Posted on 03/23/2003 4:49:00 AM PST by JohnHuang2
Iraqi Kurds says U.S. hits Islamists for second day
By Joe Logan
SULAIMANIYA, Iraq, March 23 (Reuters) - An Iraqi Kurdish group running part of northern Iraq said U.S. forces had launched a second day of missile strikes there on Sunday against an Islamist group accused by Washington of links to al Qaeda.
An official of the Patriotic Union of Kurdistan (PUK) said U.S. missiles had struck suspected Ansar al-Islam positions near the Iranian border, one day after Washington firing missiles and launching air raids on Ansar's mountainous stronghold.
"There were more strikes overnight, again with cruise missiles," said the official of the PUK, which also accuses Ansar al-Islam of links to the group that Washington blames for the September 11, 2001, suicide attacks on the United States.
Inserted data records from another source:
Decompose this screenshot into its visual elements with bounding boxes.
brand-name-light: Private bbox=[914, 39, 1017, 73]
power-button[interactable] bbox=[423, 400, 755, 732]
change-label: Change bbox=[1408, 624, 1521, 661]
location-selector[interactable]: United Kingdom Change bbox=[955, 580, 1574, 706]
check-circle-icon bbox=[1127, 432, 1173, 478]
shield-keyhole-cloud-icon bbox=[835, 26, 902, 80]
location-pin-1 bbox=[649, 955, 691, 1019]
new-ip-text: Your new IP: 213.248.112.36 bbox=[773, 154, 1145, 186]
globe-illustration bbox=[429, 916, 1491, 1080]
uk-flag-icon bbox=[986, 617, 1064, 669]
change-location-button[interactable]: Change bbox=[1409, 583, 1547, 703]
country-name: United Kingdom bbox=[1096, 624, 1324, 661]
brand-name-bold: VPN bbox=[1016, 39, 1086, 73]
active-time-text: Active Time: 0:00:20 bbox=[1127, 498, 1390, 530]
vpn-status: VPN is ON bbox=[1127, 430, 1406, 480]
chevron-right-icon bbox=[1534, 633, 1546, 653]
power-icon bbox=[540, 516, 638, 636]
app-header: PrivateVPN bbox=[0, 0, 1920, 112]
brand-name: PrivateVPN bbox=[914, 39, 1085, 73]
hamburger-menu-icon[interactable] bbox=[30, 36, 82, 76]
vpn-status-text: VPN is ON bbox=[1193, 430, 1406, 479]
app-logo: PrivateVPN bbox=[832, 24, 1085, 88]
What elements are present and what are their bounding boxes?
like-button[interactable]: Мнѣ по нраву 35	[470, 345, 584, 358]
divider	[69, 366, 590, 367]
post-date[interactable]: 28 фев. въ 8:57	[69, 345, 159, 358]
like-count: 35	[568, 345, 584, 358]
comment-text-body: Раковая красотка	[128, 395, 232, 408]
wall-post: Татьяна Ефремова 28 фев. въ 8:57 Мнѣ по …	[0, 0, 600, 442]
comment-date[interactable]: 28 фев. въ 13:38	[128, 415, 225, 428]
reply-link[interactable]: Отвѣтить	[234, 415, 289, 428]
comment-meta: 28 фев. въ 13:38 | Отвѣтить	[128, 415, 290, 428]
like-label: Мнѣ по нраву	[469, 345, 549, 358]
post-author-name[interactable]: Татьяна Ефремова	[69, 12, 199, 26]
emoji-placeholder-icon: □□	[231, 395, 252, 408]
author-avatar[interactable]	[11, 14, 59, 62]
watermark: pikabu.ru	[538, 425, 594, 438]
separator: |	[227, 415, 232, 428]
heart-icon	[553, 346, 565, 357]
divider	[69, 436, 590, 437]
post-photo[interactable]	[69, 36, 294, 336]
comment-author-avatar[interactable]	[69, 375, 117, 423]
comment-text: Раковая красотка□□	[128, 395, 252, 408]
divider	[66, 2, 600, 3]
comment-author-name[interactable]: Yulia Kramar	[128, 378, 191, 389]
Washington accuses Ansar al-Islam, which has several hundred fighters, most of them Kurds, of working to produce chemical weapons with help from al Qaeda, and of ties to an al Qaeda figure it says played a role in the killing of a U.S. diplomat in Jordan last year.
One of the areas targeted on Saturday was the village of Khurmal, which is held by another Islamist group, Komali i-Islami, which the PUK says may be linked to Ansar al-Islam.
Komali officials said many of the casualties from Saturday's strikes -- estimated by the PUK at 100 dead or injured -- had been from their ranks.
On Sunday PUK security forces cordoned off the Komali headquarters in Sulaimaniya, which they said the group had abandoned for Khurmal and other villages near Ansar territory.
Al Jazeera television aired footage on Saturday of what it said were bodies of members of Ansar al-Islam killed in air raids on villages held by the group.
It showed bloodied corpses lying amid rubble and bodies wrapped in blankets being lifted onto a truck.